Subcellular localization of actin and ezrin constructs fused to GFP in LLC-PK1 cells. Images were acquired by two-photon microscopy, using a 900-nm pulsed laser delivering 70-fs pulses, with a ×63 oil-immersion objective (Zeiss). Individual cells were imaged successively in two planes: through the apical surface (simple letters) and through the middle plane of the cells (primed letters). GFP-actin (a and a′), ezrin-GFP (b and b′), ezrin-GFPi (c and c′), ezrin-Δ53-GFP (d and d′), ezrin-Τ567Α-GFP (e and e′), and ezrin-T567D-GFP (f and f′). (Bar = 10 μm.)

Dynamic behavior of GFP-actin, ezrin-GFP, and ezrin-GFPi in the cytoplasm and in the microvilli. (a–f) Local measurements. For all figures, mean recovery curves are drawn. (a) Actin-GFP in microvilli, before (Upper) and after (Lower) jasplakinolide treatment (n = 73 and SEM = 2%). (b) Numerical fits of GFP-actin recovery (black), with D = 5, 10 and 20 μm²⋅s⁻¹ (gray). (c) Cytoplasmic ezrin-GFP (gray) (n = 53, SEM = 2%) fitted with a diffusive curve of D = 30 μm²⋅s⁻¹ (black). (d) Ezrin-GFP (Upper, gray, n = 117 and SEM = 1.4%) and ezrin-GFPi (Bottom, gray, n = 118 and SEM = 1.5%) in microvilli. Black: fits of the short time regions with diffusive curves of D = 10 μm²⋅s⁻¹. (e) The difference between the ezrin-GFP recovery curve and the fast-diffusing curve of D = 10 μm²⋅s⁻¹ (gray) was fitted with a slow diffusive process of D = 0.1 μm²⋅s⁻¹ or with reaction-limited exchange process modeled by an exponential of τ = 5.7 s (both fits overlap: black). (f) The difference between the ezrin-GFPi recovery curve and the fast-diffusing curve of D = 10 μm²⋅s⁻¹ (gray) was fitted with a slow diffusive process of D = 0.1 μm²⋅s⁻¹ or an exchange process of τ = 4.8 s (both fits overlap: black). (g) Synopsis of the different time domains of relaxation, accessible either by local analysis or time-lapse imaging FRAP experiments, with arbitrary vertical scale. (h) Relaxation in a typical time-lapse imaging FRAP experiment. The profiles are similar for ezrin-GFP and -GFPi, shown here. The recovery was analyzed in terms of the average fluorescence intensity profile (y, arbitrary units) along the direction perpendicular to the bleached band. Successive profiles before photobleaching and at 7 s, 14 s, 30 s, 1 min, and 2 min after photobleaching are shown.

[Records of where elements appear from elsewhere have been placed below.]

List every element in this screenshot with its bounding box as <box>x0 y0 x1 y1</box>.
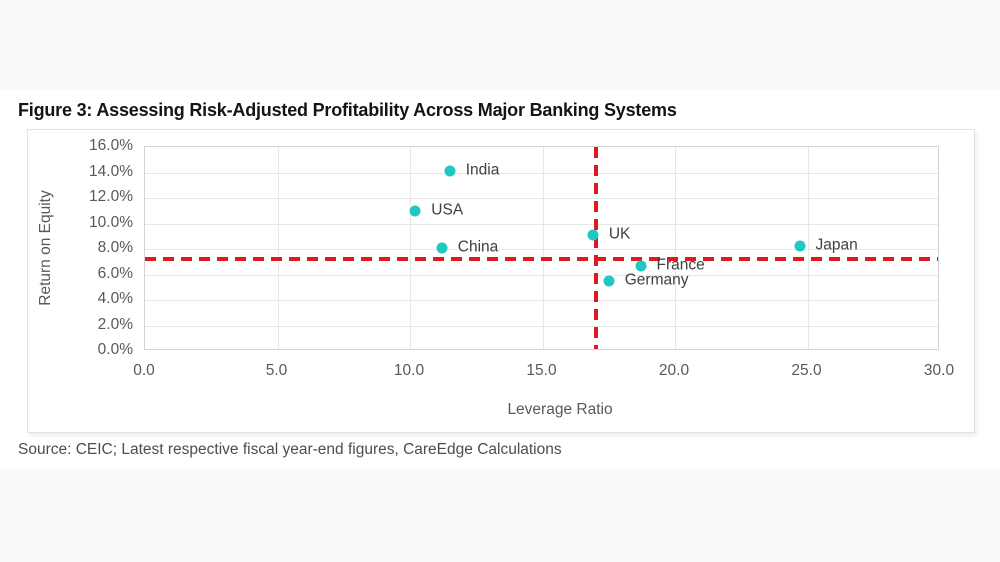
point-label-usa: USA <box>431 201 464 219</box>
data-point-germany <box>603 275 615 287</box>
horizontal-gridline <box>145 223 938 225</box>
x-axis-tick-label: 10.0 <box>393 362 425 379</box>
vertical-reference-line <box>593 147 598 349</box>
y-axis-tick-label: 14.0% <box>89 162 133 180</box>
data-point-japan <box>794 240 806 252</box>
horizontal-gridline <box>145 325 938 327</box>
point-label-uk: UK <box>608 225 631 243</box>
y-axis-tick-label: 10.0% <box>89 213 133 231</box>
data-point-france <box>635 260 647 272</box>
y-axis-title: Return on Equity <box>37 190 54 306</box>
y-axis-tick-label: 16.0% <box>89 137 133 154</box>
y-axis-tick-label: 2.0% <box>97 315 133 333</box>
x-axis-tick-label: 25.0 <box>791 362 822 379</box>
x-axis-tick-label: 30.0 <box>923 362 955 379</box>
point-label-japan: Japan <box>815 237 858 255</box>
x-axis-tick-label: 15.0 <box>526 362 557 379</box>
vertical-gridline <box>807 147 809 349</box>
x-axis-title: Leverage Ratio <box>507 401 613 418</box>
y-axis-tick-label: 12.0% <box>89 188 133 205</box>
horizontal-gridline <box>145 172 938 174</box>
y-axis-tick-label: 6.0% <box>97 264 133 282</box>
x-axis-tick-label: 5.0 <box>265 362 288 379</box>
vertical-gridline <box>277 147 279 349</box>
horizontal-gridline <box>145 274 938 276</box>
point-label-germany: Germany <box>624 271 689 289</box>
x-axis-tick-label: 20.0 <box>658 362 690 379</box>
point-label-france: France <box>656 256 705 274</box>
data-point-china <box>436 242 448 254</box>
data-point-india <box>444 165 456 177</box>
chart-card: Return on Equity India USA China UK France Ge… <box>27 129 975 433</box>
vertical-gridline <box>542 147 544 349</box>
point-label-china: China <box>457 238 499 256</box>
horizontal-reference-line <box>145 257 938 262</box>
horizontal-gridline <box>145 249 938 250</box>
horizontal-gridline <box>145 198 938 199</box>
plot-area: India USA China UK France Germany Japan <box>144 146 939 350</box>
figure-title: Figure 3: Assessing Risk-Adjusted Profit… <box>18 100 677 120</box>
data-point-uk <box>587 229 599 241</box>
vertical-gridline <box>410 147 411 349</box>
vertical-gridline <box>675 147 676 349</box>
source-text: Source: CEIC; Latest respective fiscal y… <box>18 441 562 458</box>
point-label-india: India <box>465 161 500 179</box>
data-point-usa <box>409 205 421 217</box>
content-area: Figure 3: Assessing Risk-Adjusted Profit… <box>0 90 1000 468</box>
y-axis-tick-label: 0.0% <box>97 341 133 358</box>
y-axis-tick-label: 8.0% <box>97 239 133 256</box>
y-axis-tick-label: 4.0% <box>97 290 133 307</box>
x-axis-tick-label: 0.0 <box>133 362 155 379</box>
horizontal-gridline <box>145 300 938 301</box>
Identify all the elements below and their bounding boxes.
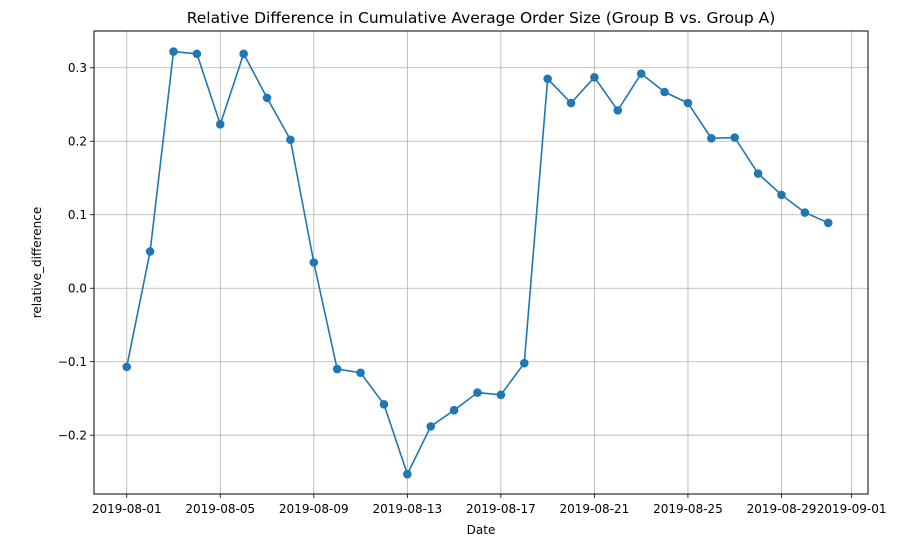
data-point <box>286 135 295 145</box>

Proposed model for ezrin association with the membrane. We propose that cytosolic ezrin first binds to membrane, entering state E1 with high lateral mobility. From that state on, ezrin enters state E2, whereby its mobility is much reduced, with a lifetime of 3–5 s that might be interpreted as the typical time of a reverse transition leading ezrin backwards to E1. The fraction of ezrin molecules that do not dissociate over that time scale proceeds irreversibly to the E3 state with virtually zero mobility. E3 might dissociate slowly, on the order of minutes, most likely to the cytosolic pool E0. (Plain arrows represent the main elements of the model and dashed arrows open alternative possibilities.)